Automate AWS account creation and management
AWS Organizations helps you simplify IT operations by automating AWS account creation and management. The Organizations APIs enable you to create new accounts programmatically, and to add the new accounts to a group. The policies attached to the group are automatically applied to the new account. For example, you can automate the creation of new accounts for workload or application isolation and grant entities in those accounts access only to the necessary AWS services.
Configure AWS services across multiple accounts
AWS Organizations helps you configure AWS services and share resources across accounts in your organization. For example, Organizations integrates with AWS Single Sign-on to enable you to easily provision access for all of your developers to accounts in your organization from a single place. You can make central changes to access permissions and have them automatically updated on accounts in your organization.

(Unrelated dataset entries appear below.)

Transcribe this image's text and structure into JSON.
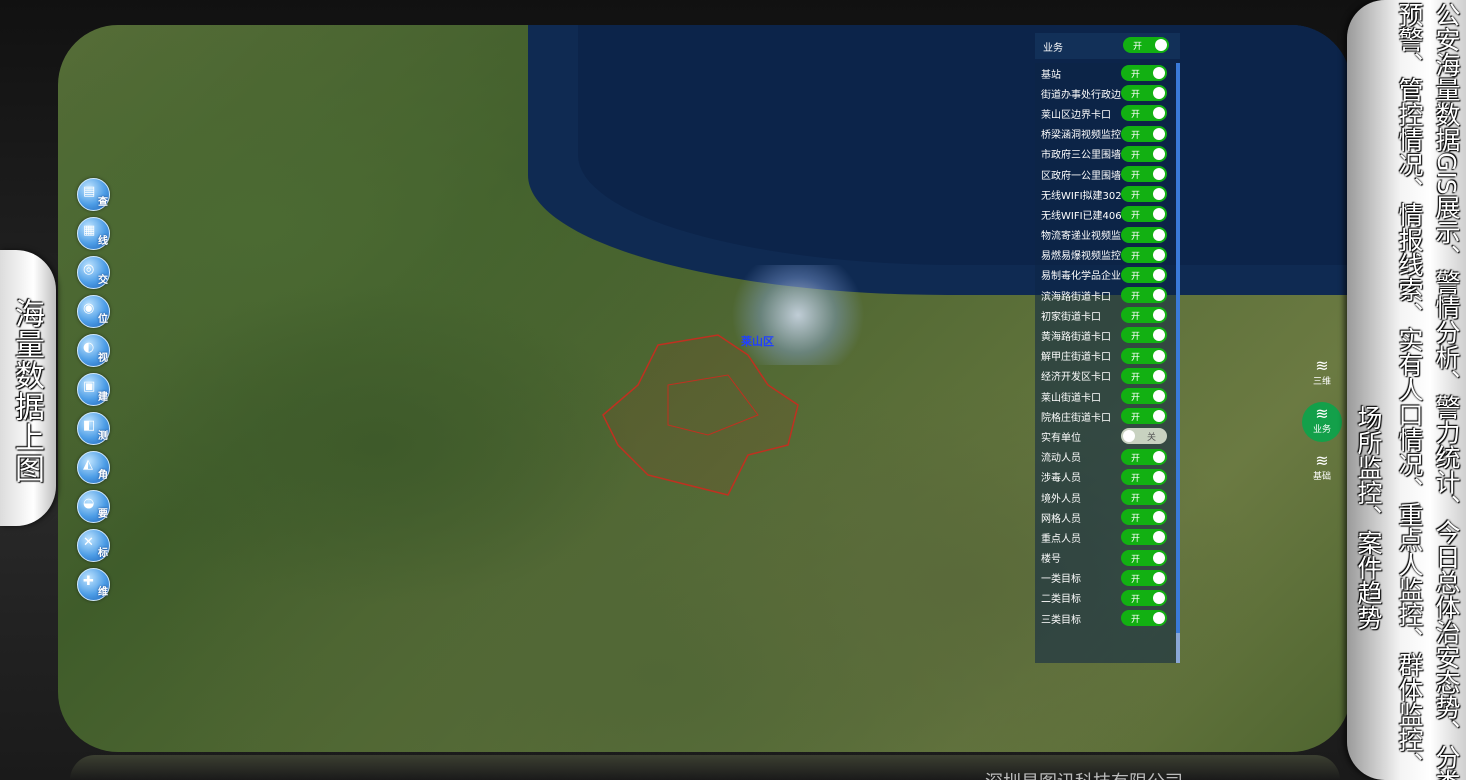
{
  "left_tab": {
    "text": "海量数据上图"
  },
  "tools": [
    {
      "icon": "table-icon",
      "glyph": "▤",
      "label": "查"
    },
    {
      "icon": "grid-icon",
      "glyph": "▦",
      "label": "线"
    },
    {
      "icon": "map-icon",
      "glyph": "◎",
      "label": "交"
    },
    {
      "icon": "location-icon",
      "glyph": "◉",
      "label": "位"
    },
    {
      "icon": "camera-icon",
      "glyph": "◐",
      "label": "视"
    },
    {
      "icon": "building-icon",
      "glyph": "▣",
      "label": "建"
    },
    {
      "icon": "layers-icon",
      "glyph": "◧",
      "label": "测"
    },
    {
      "icon": "angle-icon",
      "glyph": "◭",
      "label": "角"
    },
    {
      "icon": "road-icon",
      "glyph": "◒",
      "label": "要"
    },
    {
      "icon": "tools-icon",
      "glyph": "✕",
      "label": "标"
    },
    {
      "icon": "wrench-icon",
      "glyph": "✚",
      "label": "维"
    }
  ],
  "map": {
    "region_label": "莱山区"
  },
  "layer_panel": {
    "header": {
      "label": "业务",
      "toggle": "开"
    },
    "rows": [
      {
        "name": "基站",
        "state": "开"
      },
      {
        "name": "街道办事处行政边",
        "state": "开"
      },
      {
        "name": "莱山区边界卡口",
        "state": "开"
      },
      {
        "name": "桥梁涵洞视频监控",
        "state": "开"
      },
      {
        "name": "市政府三公里围墙",
        "state": "开"
      },
      {
        "name": "区政府一公里围墙",
        "state": "开"
      },
      {
        "name": "无线WIFI拟建302",
        "state": "开"
      },
      {
        "name": "无线WIFI已建406",
        "state": "开"
      },
      {
        "name": "物流寄递业视频监",
        "state": "开"
      },
      {
        "name": "易燃易爆视频监控",
        "state": "开"
      },
      {
        "name": "易制毒化学品企业",
        "state": "开"
      },
      {
        "name": "滨海路街道卡口",
        "state": "开"
      },
      {
        "name": "初家街道卡口",
        "state": "开"
      },
      {
        "name": "黄海路街道卡口",
        "state": "开"
      },
      {
        "name": "解甲庄街道卡口",
        "state": "开"
      },
      {
        "name": "经济开发区卡口",
        "state": "开"
      },
      {
        "name": "莱山街道卡口",
        "state": "开"
      },
      {
        "name": "院格庄街道卡口",
        "state": "开"
      },
      {
        "name": "实有单位",
        "state": "关"
      },
      {
        "name": "流动人员",
        "state": "开"
      },
      {
        "name": "涉毒人员",
        "state": "开"
      },
      {
        "name": "境外人员",
        "state": "开"
      },
      {
        "name": "网格人员",
        "state": "开"
      },
      {
        "name": "重点人员",
        "state": "开"
      },
      {
        "name": "楼号",
        "state": "开"
      },
      {
        "name": "一类目标",
        "state": "开"
      },
      {
        "name": "二类目标",
        "state": "开"
      },
      {
        "name": "三类目标",
        "state": "开"
      }
    ]
  },
  "mini_controls": {
    "threed": "三维",
    "business": "业务",
    "base": "基础"
  },
  "right_strip": {
    "col1": "公安海量数据GIS展示、警情分析、警力统计、今日总体治安态势、分类",
    "col2": "预警、管控情况、情报线索、实有人口情况、重点人监控、群体监控、",
    "col3": "场所监控、案件趋势"
  },
  "footer": {
    "text": "深圳易图讯科技有限公司"
  }
}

Consolidate billing across multiple AWS accounts
You can use AWS Organizations to set up a single payment method for all the AWS accounts in your organization through consolidated billing. With consolidated billing, you can see a combined view of charges incurred by all your accounts, as well as take advantage of pricing benefits from aggregated usage, such as volume discounts for Amazon EC2 and Amazon S3.
Implement and enforce corporate security, audit, and compliance policies
Use AWS Organizations to implement Service Control Policy (SCP) permission guardrails to ensure that users in your accounts can only perform actions that meet your corporate security and compliance policy requirements. Additionally, you can configure central logging of all actions performed across your organization using AWS CloudTrail and centrally aggregate data for rules that you’ve defined using AWS Config, enabling you to audit your environment for compliance and react quickly to changes.
Share resources across accounts
AWS Organizations makes it easy for you to share critical central resources across your accounts. For example, you can share your central AWS Directory Service Managed Active Directory with all accounts in your organization for applications to access your central identity store. Additionally, you can ensure application resources across your accounts are created on your AWS Virtual Private Cloud (VPC) subnets by centrally defining them once and sharing them across your organization using AWS Resource Access Manager.
Automate the creation of AWS accounts and categorize workloads using groups
AWS Organizations allows you to automate the creation of new AWS accounts when you need to quickly launch new workloads. You can add these new accounts to user-defined groups in your organization for easy categorization. For example, you can create separate groups to categorize development and production accounts, and then apply a Service Control Policy (SCP) to the production group allowing only access to AWS services required by production workloads.